Tourmaline With Lepidolite And Quartz
Himalaya Mine, San Diego County, California, USA
Cabinet, 14.0 x 12.0 x 6.0 cm (5 inches tall)
Ex. Dr. Eugene Meieran; William (Bill) Larson
I think one can safely state that this is a MAJOR Himalaya Mine cluster, and aesthetic as well. Few large Himalaya pieces of this magnitude have been recovered, compared to all the mining down there over 100 years from 1900 to 2000, as the pegmatite is enormously disrupted. Today, mining here is possible through a small back entrance but the mine is for all intents and purposes closed for serious work, and all tunnels have been scavenged or collected using ground-penetrating radar before it was given up on. Great Himalaya specimens carry a premium compared to Brazilian or Afghan tourmalines of similar size and style, because they are an American classic, and significant for what has been found here in the US. This incredible large Himalaya Mine cluster was safely kept in the mine-owner's personal collection for many years until Gene traded it from him, in the mid-90s. Gene then owned it for about a decade until trading it to me, through Wayne Thompson, recently. Pieces this good stay in small circles, usually! It is a complete cluster all around, 3-dimensional and terminated on every crystal. It has two fairly clean repairs to the two larger crystals, near their base in any case where not even the crack is easily seen (the repairs were done by Bill Larson after mining it, and anyways are considered acceptable in a Himalaya cluster of such size). The remaining crystals juxtapose two termination styles and the mind boggles to think how this happened.
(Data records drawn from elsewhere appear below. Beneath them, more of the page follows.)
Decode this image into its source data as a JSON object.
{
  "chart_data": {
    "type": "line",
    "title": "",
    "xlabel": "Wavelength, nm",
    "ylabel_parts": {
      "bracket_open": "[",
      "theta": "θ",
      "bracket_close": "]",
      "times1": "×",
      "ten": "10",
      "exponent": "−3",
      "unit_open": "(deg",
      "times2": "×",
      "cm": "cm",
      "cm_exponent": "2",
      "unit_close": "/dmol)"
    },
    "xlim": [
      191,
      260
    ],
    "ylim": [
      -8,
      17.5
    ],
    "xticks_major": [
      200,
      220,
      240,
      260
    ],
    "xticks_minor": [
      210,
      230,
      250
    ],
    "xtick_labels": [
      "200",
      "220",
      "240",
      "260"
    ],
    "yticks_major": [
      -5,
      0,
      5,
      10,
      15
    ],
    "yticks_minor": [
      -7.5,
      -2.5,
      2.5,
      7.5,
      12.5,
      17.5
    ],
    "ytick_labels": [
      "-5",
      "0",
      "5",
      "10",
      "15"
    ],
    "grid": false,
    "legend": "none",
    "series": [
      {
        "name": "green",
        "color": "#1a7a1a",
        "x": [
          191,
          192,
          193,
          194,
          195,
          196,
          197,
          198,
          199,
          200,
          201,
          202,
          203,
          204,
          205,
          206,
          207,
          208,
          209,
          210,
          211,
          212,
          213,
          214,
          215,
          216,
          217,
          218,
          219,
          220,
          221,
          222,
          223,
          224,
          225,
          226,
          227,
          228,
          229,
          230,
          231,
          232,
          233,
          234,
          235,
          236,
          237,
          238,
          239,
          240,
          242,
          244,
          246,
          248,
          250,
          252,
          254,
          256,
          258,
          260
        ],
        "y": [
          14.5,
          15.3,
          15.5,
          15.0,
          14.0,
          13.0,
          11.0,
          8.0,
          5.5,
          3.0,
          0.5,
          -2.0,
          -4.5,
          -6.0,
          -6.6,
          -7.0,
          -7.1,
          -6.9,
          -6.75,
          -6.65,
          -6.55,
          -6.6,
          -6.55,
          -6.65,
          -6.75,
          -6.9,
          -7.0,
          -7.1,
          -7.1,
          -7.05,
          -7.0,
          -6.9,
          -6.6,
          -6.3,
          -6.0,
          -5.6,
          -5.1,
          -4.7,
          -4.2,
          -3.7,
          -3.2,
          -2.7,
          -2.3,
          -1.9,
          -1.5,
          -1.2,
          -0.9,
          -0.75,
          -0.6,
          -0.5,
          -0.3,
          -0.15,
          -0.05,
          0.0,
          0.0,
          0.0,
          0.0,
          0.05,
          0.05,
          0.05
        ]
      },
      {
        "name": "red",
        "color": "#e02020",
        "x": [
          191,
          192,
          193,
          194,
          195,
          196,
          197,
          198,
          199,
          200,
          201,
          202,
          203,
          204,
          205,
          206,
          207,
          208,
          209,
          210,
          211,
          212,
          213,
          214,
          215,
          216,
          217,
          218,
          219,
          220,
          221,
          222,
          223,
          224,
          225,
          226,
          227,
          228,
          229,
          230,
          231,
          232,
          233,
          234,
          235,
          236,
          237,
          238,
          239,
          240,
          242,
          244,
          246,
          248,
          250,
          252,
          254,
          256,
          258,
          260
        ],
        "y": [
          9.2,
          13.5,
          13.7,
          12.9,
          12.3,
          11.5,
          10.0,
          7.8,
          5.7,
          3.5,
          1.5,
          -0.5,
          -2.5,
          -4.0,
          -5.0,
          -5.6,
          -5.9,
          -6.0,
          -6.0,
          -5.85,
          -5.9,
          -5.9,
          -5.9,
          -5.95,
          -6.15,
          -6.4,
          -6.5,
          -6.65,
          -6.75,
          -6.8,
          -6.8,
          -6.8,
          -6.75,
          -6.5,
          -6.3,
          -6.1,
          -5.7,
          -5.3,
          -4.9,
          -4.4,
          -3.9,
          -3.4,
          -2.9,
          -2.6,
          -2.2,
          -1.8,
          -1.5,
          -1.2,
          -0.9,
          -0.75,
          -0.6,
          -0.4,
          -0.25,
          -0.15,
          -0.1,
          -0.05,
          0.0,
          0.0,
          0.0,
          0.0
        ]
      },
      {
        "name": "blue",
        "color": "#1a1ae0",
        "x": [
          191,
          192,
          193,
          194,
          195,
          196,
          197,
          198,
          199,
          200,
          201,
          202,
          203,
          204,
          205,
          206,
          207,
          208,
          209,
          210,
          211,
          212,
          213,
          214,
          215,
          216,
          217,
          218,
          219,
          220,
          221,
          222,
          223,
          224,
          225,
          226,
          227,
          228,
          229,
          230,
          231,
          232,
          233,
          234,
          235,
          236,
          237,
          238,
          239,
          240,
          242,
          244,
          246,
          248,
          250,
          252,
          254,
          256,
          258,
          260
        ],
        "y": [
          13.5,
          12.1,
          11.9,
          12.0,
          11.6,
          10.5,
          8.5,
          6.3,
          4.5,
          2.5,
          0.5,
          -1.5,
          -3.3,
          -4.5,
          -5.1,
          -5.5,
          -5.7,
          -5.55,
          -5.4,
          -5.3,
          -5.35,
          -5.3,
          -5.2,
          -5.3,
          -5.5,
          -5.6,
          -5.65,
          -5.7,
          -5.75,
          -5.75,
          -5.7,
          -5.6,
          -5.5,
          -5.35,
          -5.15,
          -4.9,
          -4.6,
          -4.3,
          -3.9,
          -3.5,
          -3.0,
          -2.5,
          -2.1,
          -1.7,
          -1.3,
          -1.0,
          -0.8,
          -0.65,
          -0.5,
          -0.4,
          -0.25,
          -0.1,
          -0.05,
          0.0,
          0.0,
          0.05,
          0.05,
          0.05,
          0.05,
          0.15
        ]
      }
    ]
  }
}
On one face (lower-left photo) the crystals pointing out that way are terminated with normal basal terminations just like the two big 4-inchers. The smaller crystals with terminations facing to the right-front in what I prefer as the front view (top, with the quartz showing), show unusual slanted terminations that are representative of natural contacting in the pocket as they grew against another mineral. They are not really terminated with a diagonal face, it just looks that way at first glance. Really, each face is a series of microfaces, stepped back in intricate growth - but only on the crystals of the right side of the piece, facing forward. The adjacent crystals, pointing backwards in a front-back-front-back pattern, are as I said normally terminated. The overall effect, as you can see, is very impressive. Comes with custom engraved lucite base, for easy display.